A model of insulin resistance in mice, born to diabetic pregnancy, is associated with alterations of transcription-related genes in pancreas and epididymal adipose tissue

Abstract

Objective. This study is conducted on a model of insulin-resistant (IR) mice born to dams which were rendered diabetic by the administration of streptozotocin. Methods. Adult IR and control offspring were selected and we determined the mRNA expression of transcription factors known to modulate pancreatic and adipose tissue activities and inflammation. Results. We observed that serum insulin increased, and the mRNA of insulin gene transcription factors, Pdx-1, Nkx6.1 and Maf-A, were upregulated in IR mice pancreas. Besides, their pancreatic functional capacity seemed to be exhausted as evidenced by low expression of pancreatic Glut2 and glucokinase mRNA. Though IR offspring exhibited reduced epididymal adipose tissue, their adipocytes seemed to be differentiated into macrophage-like cells, as they exhibited upregulated CD14 and CD68 antigens, generally expressed by macrophages. However, there was no peripheral macrophages infiltration into epididymal adipose tissue, as the expression of F4/80, a true macrophage marker, was undetectable. Furthermore, the expression of IL-6, TNF-α and TLR-2, key players of insulin resistance, was upregulated in the adipose tissue of IR offspring. Conclusion. Insulin resistant state in mice, born to diabetic pregnancy, alters the expression of function-related genes in pancreas and epididymal adipose tissue and these offspring are prone to develop metabolic syndrome.

Figure 1

(a) Oral glucose-tolerance tests (OGTT). Glycemia during OGTT (3 g/kg-body weight) was measured after a 15-h fast, every 5–10 minutes, for 120 minutes following glucose administration. (b) Intraperitoneal insulin-tolerance tests (IPITT). Glycemia during IPITT (0.5 U/kg body weight) was measured after a 4-h fast, every 5–10 minutes, for 120 minutes following insulin injection. *P < .01 significant difference between control offspring (open triangle) and hyperglycemic offspring (solid triangle). (c) Evolution of the body weight of the offspring from birth until 3 months of age. Open Square corresponds to control offspring and Solid Square to IR offspring. (d) Glycemia and body weight at 3 months. (e) Serum insulin and insulin mRNA expression in the pancreas. Glycemia, serum insulin, and its mRNA expression were determined as described in Section 2. The offspring were weighed during the study until the age of 3 months. The dams and the offspring after weaning were fed the standard laboratory chow.

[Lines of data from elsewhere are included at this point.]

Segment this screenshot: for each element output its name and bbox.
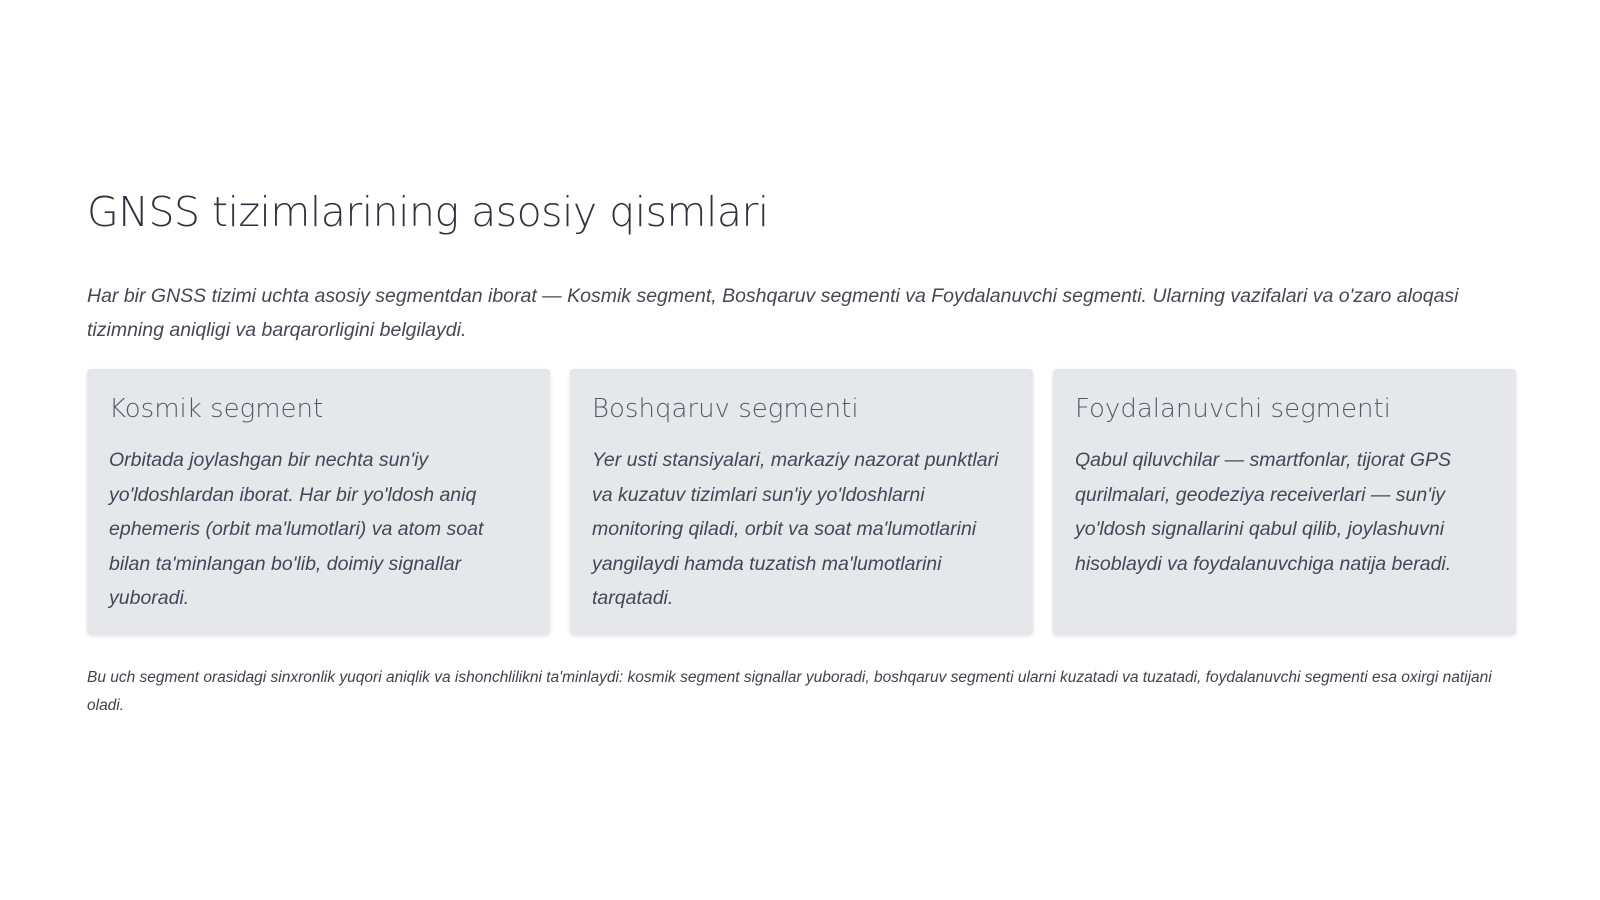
card-boshqaruv-segmenti [570, 369, 1033, 635]
card-title: Kosmik segment [109, 394, 324, 424]
card-kosmik-segment [87, 369, 550, 635]
card-body: Qabul qiluvchilar — smartfonlar, tijorat GPS qurilmalari, geodeziya receiverlari — sun'iy yo'ldosh signallarini qabul qilib, joylashuvni hisoblaydi va foydalanuvchiga natija beradi. [1075, 449, 1452, 575]
card-title: Foydalanuvchi segmenti [1075, 394, 1391, 424]
card-body: Orbitada joylashgan bir nechta sun'iy yo'ldoshlardan iborat. Har bir yo'ldosh aniq ephemeris (orbit ma'lumotlari) va atom soat bilan ta'minlangan bo'lib, doimiy signallar yuboradi. [109, 449, 484, 609]
card-foydalanuvchi-segmenti [1053, 369, 1516, 635]
slide-content [87, 186, 1517, 720]
card-body: Yer usti stansiyalari, markaziy nazorat punktlari va kuzatuv tizimlari sun'iy yo'ldoshlarni monitoring qiladi, orbit va soat ma'lumotlarini yangilaydi hamda tuzatish ma'lumotlarini tarqatadi. [592, 449, 999, 609]
slide-title: GNSS tizimlarining asosiy qismlari [87, 188, 769, 236]
footnote: Bu uch segment orasidagi sinxronlik yuqori aniqlik va ishonchlilikni ta'minlaydi: kosmik segment signallar yuboradi, boshqaruv segmenti ularni kuzatadi va tuzatadi, foydalanuvchi segmenti esa oxirgi natijani oladi. [87, 669, 1492, 714]
intro-paragraph: Har bir GNSS tizimi uchta asosiy segmentdan iborat — Kosmik segment, Boshqaruv segmenti va Foydalanuvchi segmenti. Ularning vazifalari va o'zaro aloqasi tizimning aniqligi va barqarorligini belgilaydi. [87, 285, 1459, 341]
card-title: Boshqaruv segmenti [592, 394, 859, 424]
segment-cards [87, 369, 1517, 635]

Values are means ± SEM, n = 12 per group of animals. AU: arbitrary units.

Figure 2

Maf-A, Nkx6-1, Pdx-1, and C/EBP-β (a), Glut2 and GK (b) mRNA expression in the pancreas of IR and control offspring. The expression of mRNA was quantitatively analyzed by employing real-time RT-PCR as described in Section 2. AU: arbitrary units. (c) Serum and hepatic triglyceride (TG) and free fatty acids (FFA) in IR and control offspring. The lipids were determined in serum and liver as described in Section 2. Values are means ± SEM, n = 12 per group of animals.

Figure 3

Relative epididymal adipose tissue weight (a) and adiponectin and leptin (b), and TNF-α and IL-6 (c) mRNA expression in epididymal adipose tissue. Relative liver weight (d) and FAT/CD36 and SREPB-1c mRNA expression in liver (e) of IR and control offspring. The liver and epididymal adipose tissue weights are expressed as milligrams (mg) of the tissue per grams (g) of body weight of mice. The expression of mRNA was quantitatively analyzed by employing real-time RT-PCR as described in Section 2. Values are means ± SEM, n = 12 per group of animals. AU: arbitrary units. The quantity of epididymal adipose tissue was positively correlated with the mRNA expression of adiponectin and leptin two obesity-related parameters; R² = coefficient of correlation between the mass of epididymal adipose tissue and the level of the expression of adipokines (adiponectin and leptin) in each group of animals.

Figure 4

The mRNA expression of CD14, CD68, F4/80, RANTES, CCR5, MCP-1, TCRα(a), and TLR-2 (b) in epididymal adipose tissue of IR and control offspring. The expression of mRNA was quantitatively analyzed by employing real-time RT-PCR as described in Section 2. Values are means ± SEM, n = 12 per group of animals. AU: arbitrary units.